Él grupo de la puerta se retiraba, entre gritos.

«Paaa… cummmmmmmmm…»

—¡Brenda, Brenda, por el amor de Dios y la Señora!

La cabeza de Brenda cayó hacia adelante, acompañada por su cuerpo, lenta, muy lentamente. Tom, tendido en el suelo, apenas tuvo tiempo de ver el cráter sangriento que se había abierto en la nuca de su esposa y las oleadas de sangre que surgían de allí, manchando el traje, encharcando la tapicería, cubriendo San Cataldo y el planeta entero. Parecía que hubieran segado la cabeza de Brenda, con una hoz, con una guadaña, con un inmenso y descomunal martillo.

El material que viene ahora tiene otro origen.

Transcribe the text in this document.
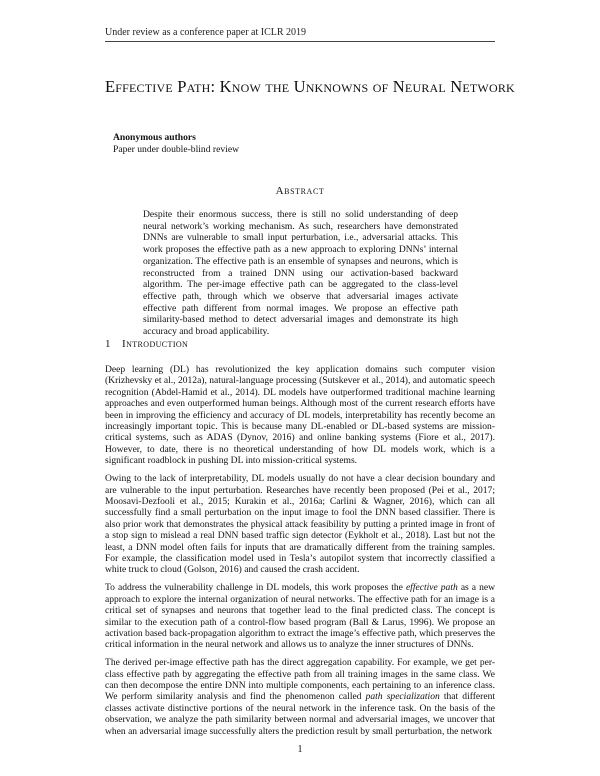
Under review as a conference paper at ICLR 2019
Effective Path: Know the Unknowns of Neural Network
Anonymous authors
Paper under double-blind review
Abstract
Despite their enormous success, there is still no solid understanding of deep neural network’s working mechanism. As such, researchers have demonstrated DNNs are vulnerable to small input perturbation, i.e., adversarial attacks. This work proposes the effective path as a new approach to exploring DNNs’ internal organization. The effective path is an ensemble of synapses and neurons, which is reconstructed from a trained DNN using our activation-based backward algorithm. The per-image effective path can be aggregated to the class-level effective path, through which we observe that adversarial images activate effective path different from normal images. We propose an effective path similarity-based method to detect adversarial images and demonstrate its high accuracy and broad applicability.
1 Introduction

Deep learning (DL) has revolutionized the key application domains such computer vision (Krizhevsky et al., 2012a), natural-language processing (Sutskever et al., 2014), and automatic speech recognition (Abdel-Hamid et al., 2014). DL models have outperformed traditional machine learning approaches and even outperformed human beings. Although most of the current research efforts have been in improving the efficiency and accuracy of DL models, interpretability has recently become an increasingly important topic. This is because many DL-enabled or DL-based systems are mission-critical systems, such as ADAS (Dynov, 2016) and online banking systems (Fiore et al., 2017). However, to date, there is no theoretical understanding of how DL models work, which is a significant roadblock in pushing DL into mission-critical systems.

Owing to the lack of interpretability, DL models usually do not have a clear decision boundary and are vulnerable to the input perturbation. Researches have recently been proposed (Pei et al., 2017; Moosavi-Dezfooli et al., 2015; Kurakin et al., 2016a; Carlini & Wagner, 2016), which can all successfully find a small perturbation on the input image to fool the DNN based classifier. There is also prior work that demonstrates the physical attack feasibility by putting a printed image in front of a stop sign to mislead a real DNN based traffic sign detector (Eykholt et al., 2018). Last but not the least, a DNN model often fails for inputs that are dramatically different from the training samples. For example, the classification model used in Tesla’s autopilot system that incorrectly classified a white truck to cloud (Golson, 2016) and caused the crash accident.

To address the vulnerability challenge in DL models, this work proposes the effective path as a new approach to explore the internal organization of neural networks. The effective path for an image is a critical set of synapses and neurons that together lead to the final predicted class. The concept is similar to the execution path of a control-flow based program (Ball & Larus, 1996). We propose an activation based back-propagation algorithm to extract the image’s effective path, which preserves the critical information in the neural network and allows us to analyze the inner structures of DNNs.

The derived per-image effective path has the direct aggregation capability. For example, we get per-class effective path by aggregating the effective path from all training images in the same class. We can then decompose the entire DNN into multiple components, each pertaining to an inference class. We perform similarity analysis and find the phenomenon called path specialization that different classes activate distinctive portions of the neural network in the inference task. On the basis of the observation, we analyze the path similarity between normal and adversarial images, we uncover that when an adversarial image successfully alters the prediction result by small perturbation, the network

1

Elda Frattina y dos mujeres más corrían hacia él, menospreciando el riesgo de los disparos.

«Pa… cummmmm…»

Se le llevaban de allí, le arrastraban en volandas cuando lo que él quería era estar al lado de su esposa, de su amante, de la mujer que era toda su vida.

Le metieron a la fuerza en el interior del edificio.

Había gritos desordenados, histéricos, en todas partes.

—¡La han asesinado! ¡Puercas, salvajes!

El cadáver de Brenda, inmóvil, caído sobre el salpicadero del TOM-881, era un horrible contrapunto a esta gritería y a estos nerviosismos inútiles.

Tal vez a lo lejos relumbraba la sonrisa amarilla de Alfio dall’Assassino, que recordaba tiempos pasados, pensaba en sus consejos de unas horas antes y se cobraba desprecios que, en su momento, parecieron cosas sin importancia.